Memanfaatkan Jutaan Basis Data demi Efek yang Akurat & Natural

Ilustrasi Bokeh Flare Portrait - OPPO Reno6 - 001
Tangkapan foto dari hasil perekaman video OPPO Reno6 dengan fitur Bokeh Flare Portrait

Ingat, seluruh proses ini berjalan secara real-time, karena diterapkan dalam mode perekaman video. Lewat sebuah perangkat ringkas, OPPO Reno6 bisa mengeliminasi keperluan alat berat dan mahal untuk hasilkan efek potret dalam video. Nah, selain teknik komputasi di atas, masih ada hal lain yang juga krusial agar efek bokeh tampil natural.

Selama pengembangan fitur baru ini, OPPO telah memiliki dataset video yang cukup besar, termasuk lebih dari 10 juta database tangkapan potret. Fungsinya?

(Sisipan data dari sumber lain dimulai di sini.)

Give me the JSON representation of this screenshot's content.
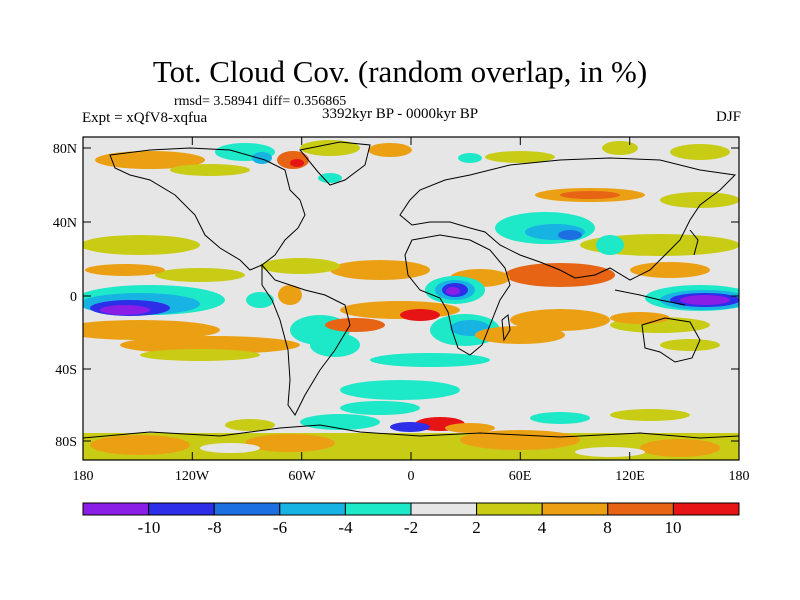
{
  "header": {
    "title": "Tot. Cloud Cov. (random overlap, in %)",
    "stats": "rmsd= 3.58941 diff= 0.356865",
    "experiment": "Expt = xQfV8-xqfua",
    "period": "3392kyr BP - 0000kyr BP",
    "season": "DJF"
  },
  "axes": {
    "lon_ticks": [
      "180",
      "120W",
      "60W",
      "0",
      "60E",
      "120E",
      "180"
    ],
    "lat_ticks": [
      "80N",
      "40N",
      "0",
      "40S",
      "80S"
    ]
  },
  "colorbar": {
    "labels": [
      "-10",
      "-8",
      "-6",
      "-4",
      "-2",
      "2",
      "4",
      "8",
      "10"
    ],
    "colors": [
      "#8a1ee6",
      "#2d2ee8",
      "#1c6fe0",
      "#17b3e3",
      "#1de8c8",
      "#e6e6e6",
      "#c8cc14",
      "#eba014",
      "#e66414",
      "#e61414"
    ]
  },
  "chart_data": {
    "type": "heatmap",
    "title": "Tot. Cloud Cov. (random overlap, in %)",
    "xlim": [
      -180,
      180
    ],
    "ylim": [
      -90,
      90
    ],
    "levels": [
      -10,
      -8,
      -6,
      -4,
      -2,
      2,
      4,
      8,
      10
    ],
    "projection": "cylindrical-equidistant",
    "coastlines": true
  }
}
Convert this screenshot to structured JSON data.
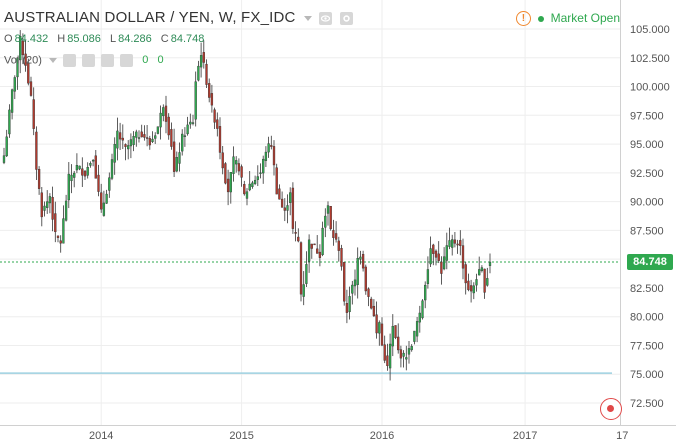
{
  "header": {
    "title": "AUSTRALIAN DOLLAR / YEN, W, FX_IDC",
    "ohlc": [
      {
        "label": "O",
        "value": "84.432"
      },
      {
        "label": "H",
        "value": "85.086"
      },
      {
        "label": "L",
        "value": "84.286"
      },
      {
        "label": "C",
        "value": "84.748"
      }
    ],
    "volume_label": "Vol (20)",
    "volume_values": [
      "0",
      "0"
    ],
    "status": "Market Open",
    "alert_icon": "!"
  },
  "colors": {
    "up": "#2fa84f",
    "down": "#b03a2e",
    "wick": "#333333",
    "grid": "#eeeeee",
    "price_line": "#2fa84f",
    "level_line": "#9dd0e0"
  },
  "chart_data": {
    "type": "candlestick",
    "ylim": [
      71.0,
      106.5
    ],
    "y_ticks": [
      105.0,
      102.5,
      100.0,
      97.5,
      95.0,
      92.5,
      90.0,
      87.5,
      85.0,
      82.5,
      80.0,
      77.5,
      75.0,
      72.5
    ],
    "y_tick_labels": [
      "105.000",
      "102.500",
      "100.000",
      "97.500",
      "95.000",
      "92.500",
      "90.000",
      "87.500",
      "85.000",
      "82.500",
      "80.000",
      "77.500",
      "75.000",
      "72.500"
    ],
    "x_ticks": [
      {
        "label": "2014",
        "week": 36
      },
      {
        "label": "2015",
        "week": 88
      },
      {
        "label": "2016",
        "week": 140
      },
      {
        "label": "2017",
        "week": 193
      },
      {
        "label": "17",
        "week": 229
      }
    ],
    "last_price": 84.748,
    "last_price_label": "84.748",
    "horizontal_level": 75.1,
    "grid": true,
    "anchors": [
      [
        0,
        94.0
      ],
      [
        3,
        99.5
      ],
      [
        6,
        104.0
      ],
      [
        8,
        102.0
      ],
      [
        10,
        99.0
      ],
      [
        12,
        93.0
      ],
      [
        14,
        89.0
      ],
      [
        17,
        90.5
      ],
      [
        19,
        87.0
      ],
      [
        21,
        86.5
      ],
      [
        24,
        92.0
      ],
      [
        27,
        93.0
      ],
      [
        30,
        92.5
      ],
      [
        33,
        94.0
      ],
      [
        36,
        89.0
      ],
      [
        39,
        92.0
      ],
      [
        42,
        96.0
      ],
      [
        45,
        94.5
      ],
      [
        48,
        95.5
      ],
      [
        51,
        96.0
      ],
      [
        54,
        95.0
      ],
      [
        57,
        96.5
      ],
      [
        59,
        98.5
      ],
      [
        62,
        95.0
      ],
      [
        63,
        92.5
      ],
      [
        66,
        95.5
      ],
      [
        68,
        96.5
      ],
      [
        70,
        97.0
      ],
      [
        71,
        100.5
      ],
      [
        73,
        103.0
      ],
      [
        75,
        100.5
      ],
      [
        77,
        98.0
      ],
      [
        79,
        96.5
      ],
      [
        80,
        94.5
      ],
      [
        82,
        92.0
      ],
      [
        83,
        91.0
      ],
      [
        85,
        93.5
      ],
      [
        87,
        93.0
      ],
      [
        89,
        90.5
      ],
      [
        91,
        91.5
      ],
      [
        93,
        92.0
      ],
      [
        95,
        92.5
      ],
      [
        97,
        94.5
      ],
      [
        99,
        95.0
      ],
      [
        101,
        91.0
      ],
      [
        103,
        89.5
      ],
      [
        104,
        89.0
      ],
      [
        106,
        91.0
      ],
      [
        107,
        87.5
      ],
      [
        109,
        86.5
      ],
      [
        110,
        82.0
      ],
      [
        111,
        83.0
      ],
      [
        113,
        86.5
      ],
      [
        115,
        86.0
      ],
      [
        117,
        85.5
      ],
      [
        118,
        88.0
      ],
      [
        120,
        89.5
      ],
      [
        121,
        87.5
      ],
      [
        122,
        87.0
      ],
      [
        124,
        86.0
      ],
      [
        125,
        84.5
      ],
      [
        126,
        81.0
      ],
      [
        127,
        80.5
      ],
      [
        128,
        82.0
      ],
      [
        130,
        83.0
      ],
      [
        131,
        85.0
      ],
      [
        132,
        85.5
      ],
      [
        133,
        84.5
      ],
      [
        134,
        82.5
      ],
      [
        136,
        81.0
      ],
      [
        137,
        80.0
      ],
      [
        138,
        78.5
      ],
      [
        139,
        79.5
      ],
      [
        140,
        77.5
      ],
      [
        141,
        76.5
      ],
      [
        142,
        75.5
      ],
      [
        143,
        77.5
      ],
      [
        144,
        79.0
      ],
      [
        146,
        77.0
      ],
      [
        148,
        76.5
      ],
      [
        150,
        77.0
      ],
      [
        152,
        78.5
      ],
      [
        153,
        79.5
      ],
      [
        154,
        80.0
      ],
      [
        156,
        83.0
      ],
      [
        158,
        86.0
      ],
      [
        160,
        85.5
      ],
      [
        162,
        84.0
      ],
      [
        164,
        86.0
      ],
      [
        166,
        86.5
      ],
      [
        168,
        86.5
      ],
      [
        169,
        86.0
      ],
      [
        170,
        84.5
      ],
      [
        171,
        83.0
      ],
      [
        173,
        82.0
      ],
      [
        175,
        83.5
      ],
      [
        177,
        84.0
      ],
      [
        178,
        82.5
      ],
      [
        179,
        83.5
      ],
      [
        180,
        84.7
      ]
    ]
  }
}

Dari database tersebut, semuanya digunakan untuk membangun teknik kecerdasan dalam mendeteksi postur hingga tubuh manusia, kedalaman atau depth-of-field, angle dan sumber cahaya hingga skenario lainnya dalam AI.

Pengenalan skenario berbasis AI pada OPPO Reno6 diklaim punya akurasi tinggi hingga 97%. Dengan begitu, peningkatan saturasi tak sekadar menambah warna ke seluruh objek yang ditangkap kamera. Efek terhadap wajah akan tampil natural, sembari seimbangkan eksposur pada latar cuaca cerah dalam kondisi backlight, misalnya, melalui AI Highlight Video.

Bokeh Flare Portrait Video Hasil Pengembangan R&D OPPO

Perkembangan teknologi kamera OPPO R&D
Perkembangan teknologi kamera OPPO sejak 2014.

Pencapaian teknologi yang memanfaatkan fotografi komputasi ini dilakukan OPPO sejak 2014 lalu. Saat itu, OPPO Find7 hadir sebagai smartphone yang bisa menangkap foto hingga resolusi 50MP, lewat sebuah teknik Ultra-HD Multi-Shot. Kemudian pada 2016, OPPO R9s hadir dengan teknologi Multi-frame Noise Reduction untuk hasilkan foto yang lebih bebas buram.

Sementara untuk fitur video, OPPO hadirkan fitur stabilisasi unggulannya, Ultra Steady Video Stabilization pada seri Reno2 yang rilis di 2019, dengan mekanisme kamera depan yang canggih. Diikuti oleh fitur AI Color Portrait pada Reno4 dan AI Highlight Video di OPPO Reno5. Inovasi yang terus berlanjut, berikan kemudahan hasilkan video artistik bagi konsumen.